Страница 5 из 36
И сначала всё шло как по маслу — так однажды было, когда одного генерала занесло в полный мартовским снегом окоп капитана Еськова. И такой вышел у Еськова доклад, что любо-дорого. А генерал вдруг переменил свой план — и генералу приятно, потому что думает, что он сам придумал остроумный ход, и Еськов не в обиде, потому что не лезть ему с бойцами на высоту снизу вверх прямо на пулемёт. А славы полководца Еськову не надо.
Вот что значит грамотный доклад.
И тут Еськов начал хорошо и продолжил славно — и про себя рассказал, и геологию с палеонтологией связал, и про тафономию ввернул.

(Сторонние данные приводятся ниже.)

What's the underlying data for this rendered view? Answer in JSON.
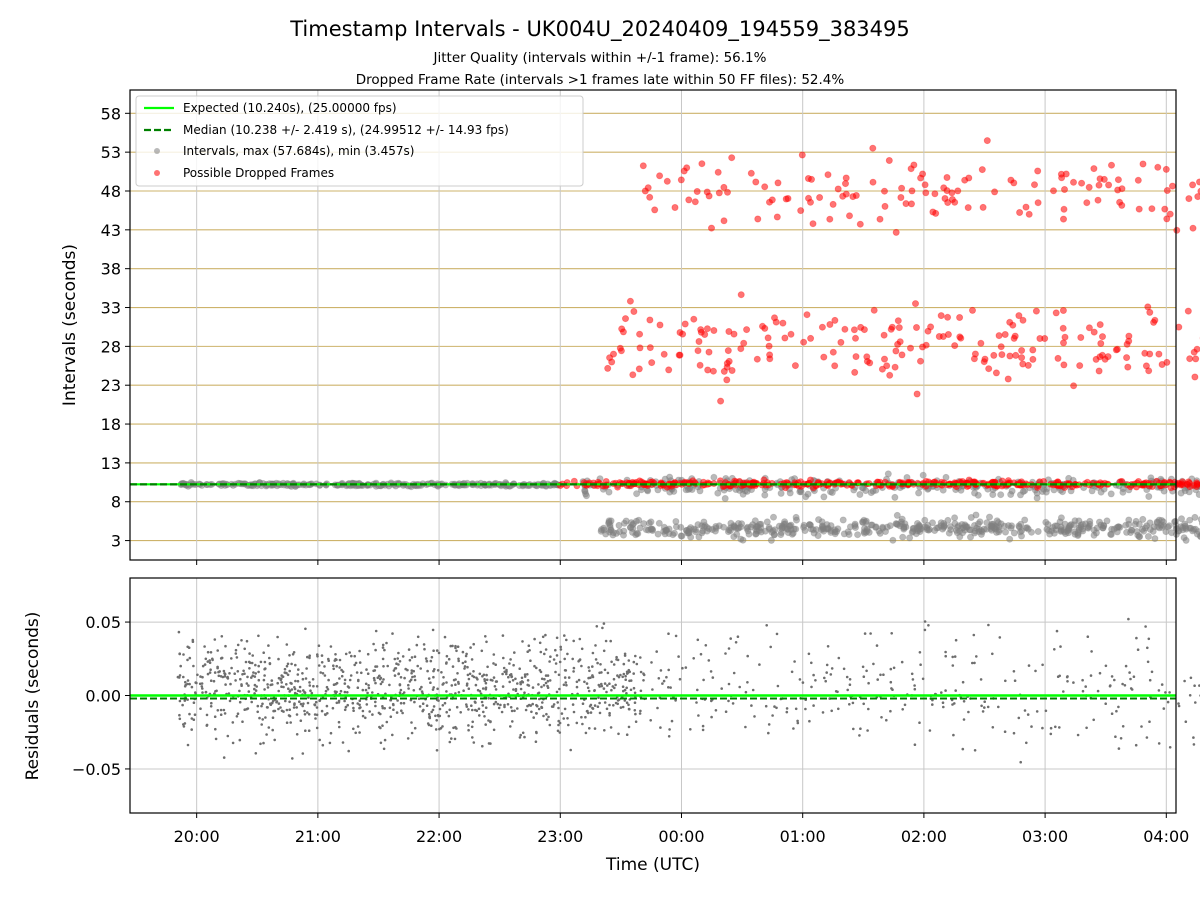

Но человек в генеральском кителе, что сидел перед ним, вдруг выставил вперёд пятерню:
— На! Смотри!
И он загнул мизинец:
— Олово! Раз!
Загнул безымянный:
— Вольфрам! Два!
Он загнул третий и рявкнул:
— Кобальт! Три!
Указательный палец пришёлся на уран, четвёртый по счёту, прозвучавший в кабинете глухо, будто эхо особой и строгой тайны, и, наконец, был загнут последний, большой палец. Голос человека в генеральском кителе прозвучал почти ласково:
— Золото! Это пять! Где, парень, тут твои дохлые ископаемые? Дальстрой — это металлические ископаемые, а не биологические останки. Нефть и угли нас не интересуют — по крайней мере, пока. Нас интересуют кобальт и вольфрам, уран и золото, нас интересует касситерит, и твоя тафономия никому не нужна. Ишь, кладбищелогия! Да и была бы нужна, так тафономия твоя тут ни при чём — сорок тысяч лет твоим мамонтам, а нефти — пятьдесят миллионов, это как минимум. А так-то — и вовсе триста.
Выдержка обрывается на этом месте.